About nccl timeout

ingalex0520 · March 24, 2023, 6:36am

I used huggingface to train bert and mlm to train Bert. I found that errors would be reported when the input data was more than 2 million, such as timeout error about nccl. This problem would not occur when the amount of data was small, but also when the input string was too long. Perhaps the solution is to increase the threshold, but how to set it?

ProcessGroupNCCL.cpp:821] [Rank 1] Watchdog caught collective operation timeout: WorkNCCL(SeqNum=2, OpType=ALLREDUCE, Timeout(ms)=1800000) ran for 1809815 milliseconds before timing out.
Grouping texts in chunks of 128:  66%|██████▌   | 2290000/3483738 [30:10<16:51, 1179.89 examples/s]
Grouping texts in chunks of 128:   0%|          | 0/3483738 [00:00<?, ? examples/s][E ProcessGroupNCCL.cpp:456] Some NCCL operations have failed or timed out.

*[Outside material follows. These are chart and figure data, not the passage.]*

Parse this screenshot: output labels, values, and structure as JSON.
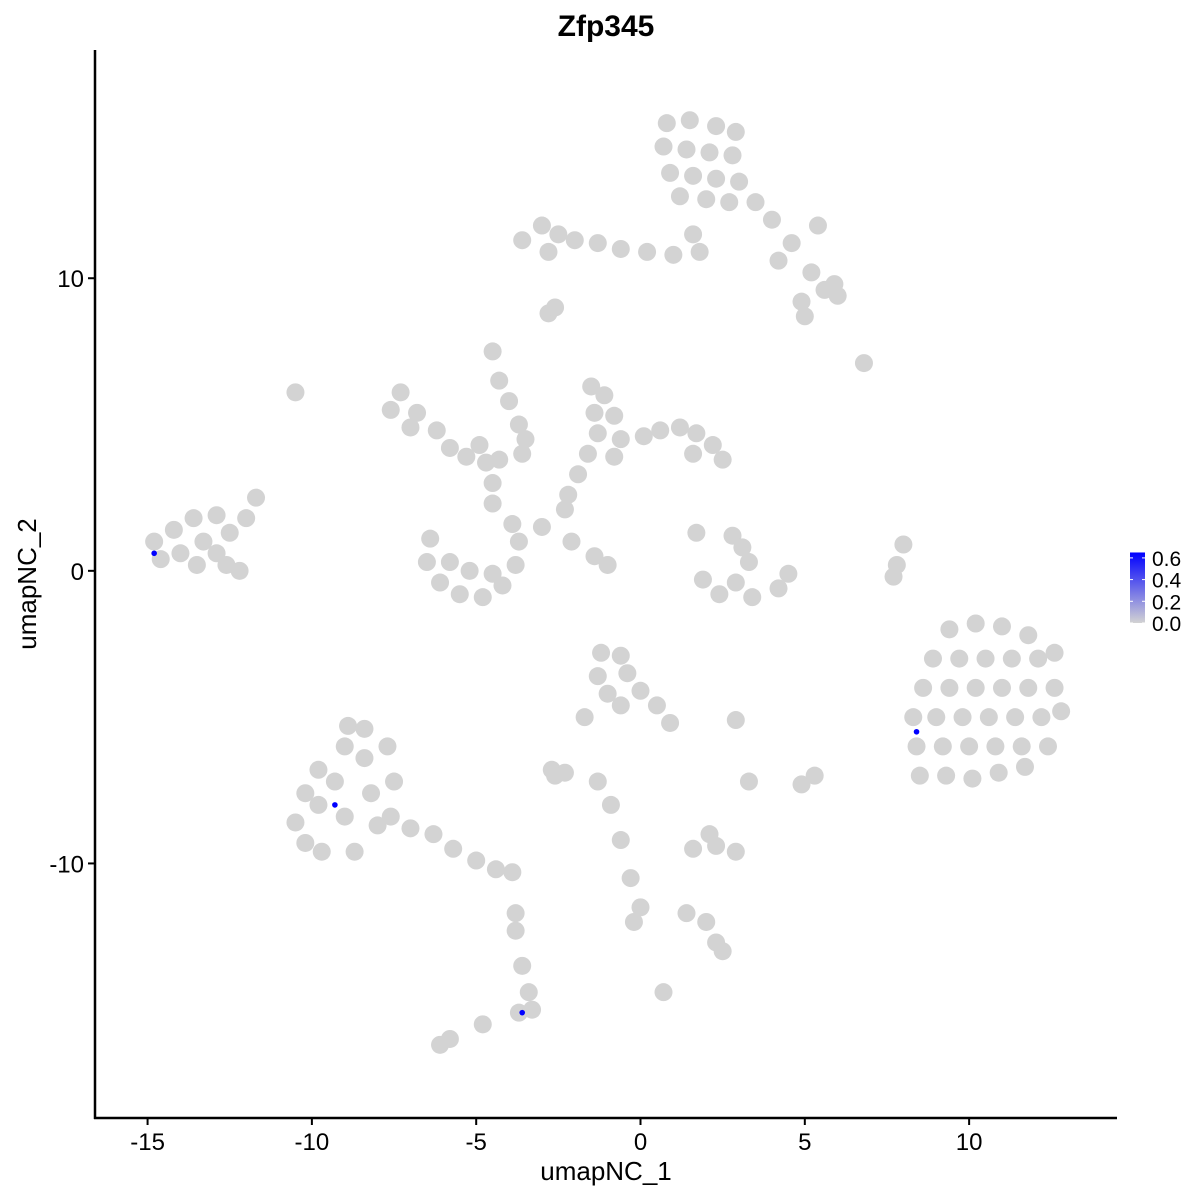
{
  "chart_data": {
    "type": "scatter",
    "title": "Zfp345",
    "xlabel": "umapNC_1",
    "ylabel": "umapNC_2",
    "xlim": [
      -16.6,
      14.5
    ],
    "ylim": [
      -18.7,
      17.8
    ],
    "xticks": [
      -15,
      -10,
      -5,
      0,
      5,
      10
    ],
    "xtick_labels": [
      "-15",
      "-10",
      "-5",
      "0",
      "5",
      "10"
    ],
    "yticks": [
      -10,
      0,
      10
    ],
    "ytick_labels": [
      "-10",
      "0",
      "10"
    ],
    "grid": false,
    "legend": {
      "placement": "right",
      "type": "colorbar",
      "ticks": [
        0.0,
        0.2,
        0.4,
        0.6
      ],
      "tick_labels": [
        "0.0",
        "0.2",
        "0.4",
        "0.6"
      ],
      "range": [
        0,
        0.65
      ],
      "low_color": "#d3d3d3",
      "high_color": "#0000ff"
    },
    "background_points_value": 0,
    "background_points": [
      [
        0.8,
        15.3
      ],
      [
        1.5,
        15.4
      ],
      [
        2.3,
        15.2
      ],
      [
        2.9,
        15.0
      ],
      [
        0.7,
        14.5
      ],
      [
        1.4,
        14.4
      ],
      [
        2.1,
        14.3
      ],
      [
        2.8,
        14.2
      ],
      [
        0.9,
        13.6
      ],
      [
        1.6,
        13.5
      ],
      [
        2.3,
        13.4
      ],
      [
        3.0,
        13.3
      ],
      [
        1.2,
        12.8
      ],
      [
        2.0,
        12.7
      ],
      [
        2.7,
        12.6
      ],
      [
        3.5,
        12.6
      ],
      [
        4.0,
        12.0
      ],
      [
        4.6,
        11.2
      ],
      [
        5.4,
        11.8
      ],
      [
        4.2,
        10.6
      ],
      [
        5.2,
        10.2
      ],
      [
        5.9,
        9.8
      ],
      [
        6.0,
        9.4
      ],
      [
        4.9,
        9.2
      ],
      [
        5.0,
        8.7
      ],
      [
        5.6,
        9.6
      ],
      [
        -3.6,
        11.3
      ],
      [
        -3.0,
        11.8
      ],
      [
        -2.5,
        11.5
      ],
      [
        -2.8,
        10.9
      ],
      [
        -2.0,
        11.3
      ],
      [
        -1.3,
        11.2
      ],
      [
        -0.6,
        11.0
      ],
      [
        0.2,
        10.9
      ],
      [
        1.0,
        10.8
      ],
      [
        1.8,
        10.9
      ],
      [
        1.6,
        11.5
      ],
      [
        -2.8,
        8.8
      ],
      [
        -2.6,
        9.0
      ],
      [
        -7.3,
        6.1
      ],
      [
        -7.6,
        5.5
      ],
      [
        -6.8,
        5.4
      ],
      [
        -7.0,
        4.9
      ],
      [
        -6.2,
        4.8
      ],
      [
        -5.8,
        4.2
      ],
      [
        -5.3,
        3.9
      ],
      [
        -4.7,
        3.7
      ],
      [
        -4.3,
        3.8
      ],
      [
        -4.9,
        4.3
      ],
      [
        -4.5,
        7.5
      ],
      [
        -4.3,
        6.5
      ],
      [
        -4.0,
        5.8
      ],
      [
        -3.7,
        5.0
      ],
      [
        -3.5,
        4.5
      ],
      [
        -3.6,
        4.0
      ],
      [
        -4.5,
        3.0
      ],
      [
        -4.5,
        2.3
      ],
      [
        -6.4,
        1.1
      ],
      [
        -6.5,
        0.3
      ],
      [
        -6.1,
        -0.4
      ],
      [
        -5.5,
        -0.8
      ],
      [
        -4.8,
        -0.9
      ],
      [
        -4.2,
        -0.5
      ],
      [
        -3.8,
        0.2
      ],
      [
        -3.7,
        1.0
      ],
      [
        -3.9,
        1.6
      ],
      [
        -5.2,
        0.0
      ],
      [
        -4.5,
        -0.1
      ],
      [
        -5.8,
        0.3
      ],
      [
        -1.5,
        6.3
      ],
      [
        -1.1,
        6.0
      ],
      [
        -1.4,
        5.4
      ],
      [
        -0.8,
        5.3
      ],
      [
        -1.3,
        4.7
      ],
      [
        -0.6,
        4.5
      ],
      [
        -1.6,
        4.0
      ],
      [
        -0.8,
        3.9
      ],
      [
        0.1,
        4.6
      ],
      [
        0.6,
        4.8
      ],
      [
        1.2,
        4.9
      ],
      [
        1.7,
        4.7
      ],
      [
        2.2,
        4.3
      ],
      [
        2.5,
        3.8
      ],
      [
        1.6,
        4.0
      ],
      [
        -1.9,
        3.3
      ],
      [
        -2.2,
        2.6
      ],
      [
        -2.3,
        2.1
      ],
      [
        -3.0,
        1.5
      ],
      [
        -2.1,
        1.0
      ],
      [
        -1.4,
        0.5
      ],
      [
        -1.0,
        0.2
      ],
      [
        -14.8,
        1.0
      ],
      [
        -14.6,
        0.4
      ],
      [
        -14.2,
        1.4
      ],
      [
        -14.0,
        0.6
      ],
      [
        -13.6,
        1.8
      ],
      [
        -13.3,
        1.0
      ],
      [
        -12.9,
        1.9
      ],
      [
        -12.9,
        0.6
      ],
      [
        -12.5,
        1.3
      ],
      [
        -12.6,
        0.2
      ],
      [
        -12.2,
        0.0
      ],
      [
        -11.7,
        2.5
      ],
      [
        -12.0,
        1.8
      ],
      [
        -13.5,
        0.2
      ],
      [
        -10.5,
        6.1
      ],
      [
        1.7,
        1.3
      ],
      [
        2.8,
        1.2
      ],
      [
        3.1,
        0.8
      ],
      [
        3.3,
        0.3
      ],
      [
        2.9,
        -0.4
      ],
      [
        2.4,
        -0.8
      ],
      [
        3.4,
        -0.9
      ],
      [
        4.2,
        -0.6
      ],
      [
        4.5,
        -0.1
      ],
      [
        1.9,
        -0.3
      ],
      [
        8.0,
        0.9
      ],
      [
        7.8,
        0.2
      ],
      [
        7.7,
        -0.2
      ],
      [
        9.4,
        -2.0
      ],
      [
        10.2,
        -1.8
      ],
      [
        11.0,
        -1.9
      ],
      [
        11.8,
        -2.2
      ],
      [
        8.9,
        -3.0
      ],
      [
        9.7,
        -3.0
      ],
      [
        10.5,
        -3.0
      ],
      [
        11.3,
        -3.0
      ],
      [
        12.1,
        -3.0
      ],
      [
        12.6,
        -2.8
      ],
      [
        8.6,
        -4.0
      ],
      [
        9.4,
        -4.0
      ],
      [
        10.2,
        -4.0
      ],
      [
        11.0,
        -4.0
      ],
      [
        11.8,
        -4.0
      ],
      [
        12.6,
        -4.0
      ],
      [
        8.3,
        -5.0
      ],
      [
        9.0,
        -5.0
      ],
      [
        9.8,
        -5.0
      ],
      [
        10.6,
        -5.0
      ],
      [
        11.4,
        -5.0
      ],
      [
        12.2,
        -5.0
      ],
      [
        12.8,
        -4.8
      ],
      [
        8.4,
        -6.0
      ],
      [
        9.2,
        -6.0
      ],
      [
        10.0,
        -6.0
      ],
      [
        10.8,
        -6.0
      ],
      [
        11.6,
        -6.0
      ],
      [
        12.4,
        -6.0
      ],
      [
        8.5,
        -7.0
      ],
      [
        9.3,
        -7.0
      ],
      [
        10.1,
        -7.1
      ],
      [
        10.9,
        -6.9
      ],
      [
        11.7,
        -6.7
      ],
      [
        -10.5,
        -8.6
      ],
      [
        -10.2,
        -9.3
      ],
      [
        -9.8,
        -8.0
      ],
      [
        -9.7,
        -9.6
      ],
      [
        -9.3,
        -7.2
      ],
      [
        -9.0,
        -8.4
      ],
      [
        -8.7,
        -9.6
      ],
      [
        -9.0,
        -6.0
      ],
      [
        -8.9,
        -5.3
      ],
      [
        -8.4,
        -6.4
      ],
      [
        -8.2,
        -7.6
      ],
      [
        -8.0,
        -8.7
      ],
      [
        -8.4,
        -5.4
      ],
      [
        -7.7,
        -6.0
      ],
      [
        -7.5,
        -7.2
      ],
      [
        -7.6,
        -8.4
      ],
      [
        -9.8,
        -6.8
      ],
      [
        -10.2,
        -7.6
      ],
      [
        -7.0,
        -8.8
      ],
      [
        -6.3,
        -9.0
      ],
      [
        -5.7,
        -9.5
      ],
      [
        -5.0,
        -9.9
      ],
      [
        -4.4,
        -10.2
      ],
      [
        -3.9,
        -10.3
      ],
      [
        -1.2,
        -2.8
      ],
      [
        -0.6,
        -2.9
      ],
      [
        -1.3,
        -3.6
      ],
      [
        -0.4,
        -3.5
      ],
      [
        -1.0,
        -4.2
      ],
      [
        0.0,
        -4.1
      ],
      [
        0.5,
        -4.6
      ],
      [
        0.9,
        -5.2
      ],
      [
        -0.6,
        -4.6
      ],
      [
        -1.7,
        -5.0
      ],
      [
        -2.7,
        -6.8
      ],
      [
        -2.3,
        -6.9
      ],
      [
        -2.6,
        -7.0
      ],
      [
        -1.3,
        -7.2
      ],
      [
        2.9,
        -5.1
      ],
      [
        4.9,
        -7.3
      ],
      [
        5.3,
        -7.0
      ],
      [
        3.3,
        -7.2
      ],
      [
        1.6,
        -9.5
      ],
      [
        2.3,
        -9.4
      ],
      [
        2.9,
        -9.6
      ],
      [
        2.1,
        -9.0
      ],
      [
        -0.9,
        -8.0
      ],
      [
        -0.6,
        -9.2
      ],
      [
        -0.3,
        -10.5
      ],
      [
        0.0,
        -11.5
      ],
      [
        -0.2,
        -12.0
      ],
      [
        1.4,
        -11.7
      ],
      [
        2.0,
        -12.0
      ],
      [
        2.3,
        -12.7
      ],
      [
        2.5,
        -13.0
      ],
      [
        0.7,
        -14.4
      ],
      [
        -3.8,
        -11.7
      ],
      [
        -3.8,
        -12.3
      ],
      [
        -3.6,
        -13.5
      ],
      [
        -3.4,
        -14.4
      ],
      [
        -3.3,
        -15.0
      ],
      [
        -3.7,
        -15.1
      ],
      [
        -6.1,
        -16.2
      ],
      [
        -5.8,
        -16.0
      ],
      [
        -4.8,
        -15.5
      ],
      [
        6.8,
        7.1
      ]
    ],
    "expressing_points": [
      {
        "x": -14.8,
        "y": 0.6,
        "value": 0.65
      },
      {
        "x": -9.3,
        "y": -8.0,
        "value": 0.65
      },
      {
        "x": -3.6,
        "y": -15.1,
        "value": 0.65
      },
      {
        "x": 8.4,
        "y": -5.5,
        "value": 0.65
      }
    ]
  }
}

Due to the asynchronous nature of CUDA kernels, subsequent GPU operations might run on corrupted/incomplete data.
[E ProcessGroupNCCL.cpp:461] To avoid data inconsistency, we are taking the entire process down.
Grouping texts in chunks of 128:  66%|██████▌   | 2291000/3483738 [30:11<16:23, 1212.55 examples/s]
Grouping texts in chunks of 128:  66%|██████▌   | 2292000/3483738 [30:11<16:00, 1241.28 examples/s]
Grouping texts in chunks of 128:  66%|██████▌   | 2293000/3483738 [30:12<15:40, 1265.45 examples/s]
Grouping texts in chunks of 128:  66%|██████▌   | 2294000/3483738 [30:13<15:27, 1282.38 examples/s]WARNING:torch.distributed.elastic.multiprocessing.api:Sending process 45839 closing signal SIGTERM
ERROR:torch.distributed.elastic.multiprocessing.api:failed (exitcode: -6) local_rank: 1 (pid: 45840) of binary: /data/soft/anaconda3/envs/hu/bin/python3
Traceback (most recent call last):
  File "/data/soft/anaconda3/envs/hu/lib/python3.9/runpy.py", line 197, in _run_module_as_main
    return _run_code(code, main_globals, None,
  File "/data/soft/anaconda3/envs/hu/lib/python3.9/runpy.py", line 87, in _run_code
    exec(code, run_globals)
  File "/data/soft/anaconda3/envs/hu/lib/python3.9/site-packages/torch/distributed/launch.py", line 195, in <module>
    main()
  File "/data/soft/anaconda3/envs/hu/lib/python3.9/site-packages/torch/distributed/launch.py", line 191, in main
    launch(args)
  File "/data/soft/anaconda3/envs/hu/lib/python3.9/site-packages/torch/distributed/launch.py", line 176, in launch
    run(args)
  File "/data/soft/anaconda3/envs/hu/lib/python3.9/site-packages/torch/distributed/run.py", line 753, in run
    elastic_launch(
  File "/data/soft/anaconda3/envs/hu/lib/python3.9/site-packages/torch/distributed/launcher/api.py", line 132, in __call__
    return launch_agent(self._config, self._entrypoint, list(args))
  File "/data/soft/anaconda3/envs/hu/lib/python3.9/site-packages/torch/distributed/launcher/api.py", line 246, in launch_agent
    raise ChildFailedError(
torch.distributed.elastic.multiprocessing.errors.ChildFailedError: 
======================================================
/data/show_train/mlm_200w_768/train/run_mlm.py FAILED
------------------------------------------------------
Failures:
  <NO_OTHER_FAILURES>
------------------------------------------------------
Root Cause (first observed failure):
[0]:
  time      : 2023-03-24_14:24:25
  host      : temporary-bigdata-offline-gpu-node03
  rank      : 1 (local_rank: 1)
  exitcode  : -6 (pid: 45840)
  error_file: <N/A>
  traceback : Signal 6 (SIGABRT) received by PID 45840
======================================================

baiyuting · April 26, 2024, 8:47am

I met a similar question. nccl timeout occurs when data is large. Do you solve it now?